James Corden opened the ceremony with the following statement: “You are not on your own right now. Your tragedy is our tragedy. Theater is a place where every race, creed, sexuality and gender is equal, is embraced, and is loved. Hate will never win.”
What did win, however, was “Hamilton,” the hip-hop musical about the life of Founding Father and first Treasury Secretary Alexander Hamilton, which was inspired by the 2004 biography of Hamilton by historian Ron Chernow.
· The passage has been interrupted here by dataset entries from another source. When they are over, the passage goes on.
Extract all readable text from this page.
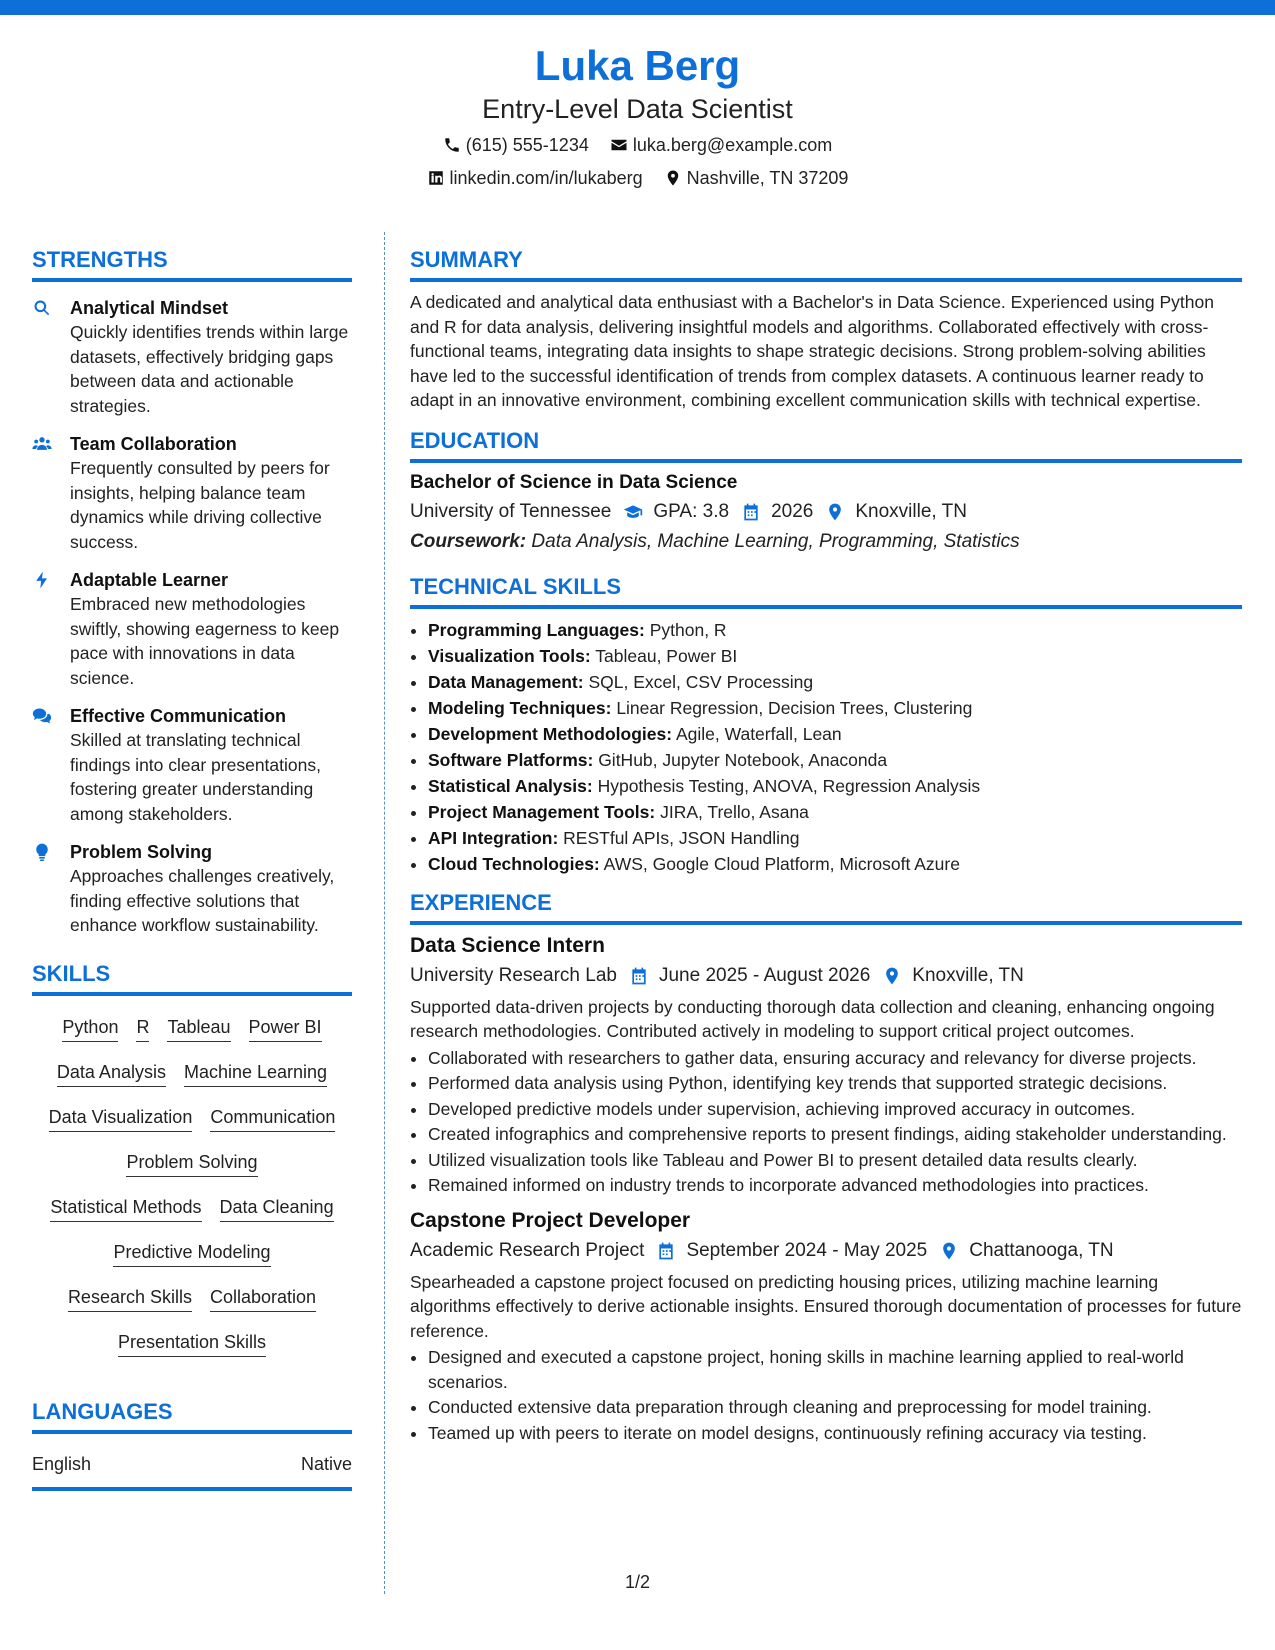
Luka Berg
Entry-Level Data Scientist
(615) 555-1234
luka.berg@example.com
linkedin.com/in/lukaberg
Nashville, TN 37209
STRENGTHS
Analytical Mindset
Quickly identifies trends within large datasets, effectively bridging gaps between data and actionable strategies.
Team Collaboration
Frequently consulted by peers for insights, helping balance team dynamics while driving collective success.
Adaptable Learner
Embraced new methodologies swiftly, showing eagerness to keep pace with innovations in data science.
Effective Communication
Skilled at translating technical findings into clear presentations, fostering greater understanding among stakeholders.
Problem Solving
Approaches challenges creatively, finding effective solutions that enhance workflow sustainability.
SKILLS
Python R Tableau Power BI
Data Analysis Machine Learning
Data Visualization Communication
Problem Solving
Statistical Methods Data Cleaning
Predictive Modeling
Research Skills Collaboration
Presentation Skills
LANGUAGES
English	Native
SUMMARY

A dedicated and analytical data enthusiast with a Bachelor's in Data Science. Experienced using Python and R for data analysis, delivering insightful models and algorithms. Collaborated effectively with cross-functional teams, integrating data insights to shape strategic decisions. Strong problem-solving abilities have led to the successful identification of trends from complex datasets. A continuous learner ready to adapt in an innovative environment, combining excellent communication skills with technical expertise.

EDUCATION
Bachelor of Science in Data Science
University of Tennessee GPA: 3.8 2026 Knoxville, TN
Coursework: Data Analysis, Machine Learning, Programming, Statistics
TECHNICAL SKILLS
• Programming Languages: Python, R
• Visualization Tools: Tableau, Power BI
• Data Management: SQL, Excel, CSV Processing
• Modeling Techniques: Linear Regression, Decision Trees, Clustering
• Development Methodologies: Agile, Waterfall, Lean
• Software Platforms: GitHub, Jupyter Notebook, Anaconda
• Statistical Analysis: Hypothesis Testing, ANOVA, Regression Analysis
• Project Management Tools: JIRA, Trello, Asana
• API Integration: RESTful APIs, JSON Handling
• Cloud Technologies: AWS, Google Cloud Platform, Microsoft Azure
EXPERIENCE
Data Science Intern
University Research Lab June 2025 - August 2026 Knoxville, TN

Supported data-driven projects by conducting thorough data collection and cleaning, enhancing ongoing research methodologies. Contributed actively in modeling to support critical project outcomes.

• Collaborated with researchers to gather data, ensuring accuracy and relevancy for diverse projects.
• Performed data analysis using Python, identifying key trends that supported strategic decisions.
• Developed predictive models under supervision, achieving improved accuracy in outcomes.
• Created infographics and comprehensive reports to present findings, aiding stakeholder understanding.
• Utilized visualization tools like Tableau and Power BI to present detailed data results clearly.
• Remained informed on industry trends to incorporate advanced methodologies into practices.
Capstone Project Developer
Academic Research Project September 2024 - May 2025 Chattanooga, TN

Spearheaded a capstone project focused on predicting housing prices, utilizing machine learning algorithms effectively to derive actionable insights. Ensured thorough documentation of processes for future reference.

• Designed and executed a capstone project, honing skills in machine learning applied to real-world scenarios.
• Conducted extensive data preparation through cleaning and preprocessing for model training.
• Teamed up with peers to iterate on model designs, continuously refining accuracy via testing.
1/2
The show, which is known as much for its performance as the high price and unavailability of tickets, captured a total of 11 Tonys, not a record although the show did set a record for Tony Award nominations this season.
The show won a best director for Tony for Thomas Kail, as well as one for best book, orchestrations, and original score. Leslie Odom Jr., who plays Hamilton’s nemesis Aaron Burr in the show won for Best Actor Daveed Diggs, who plays both Thomas Jefferson and the Marquis de Lafayette won the Tony for best featured actor in a musical and Renée Elise Goldsberry, who plays Angelica Schuyler Church, won the Tony for best featured actress.
Frank Langella, who gave a memorable performance in “The Father,” won the Tony for best actor in a play, while Jessica Lang)”Long Day’s Journey Into Night”) won best actress.
“The Humans,” an engaging play about one working-class family’s Thanksgiving dinner as it struggles with illness, disappointment, and financial woes, won best play. Reed Birney, who plays Erik Blake, the father, won best-featured actor and his on-stage spouse, Jayne Houdyshell, won best featured actress. The show also captured for best scenic design for a play.
The Tony Awards are a joint venture of the American Theater Wing and the Broadway League, the trade association that represents Broadway theater owners and operators as well as show producers. Over 800 actors, writers, producers, designers, and critics are eligible to vote.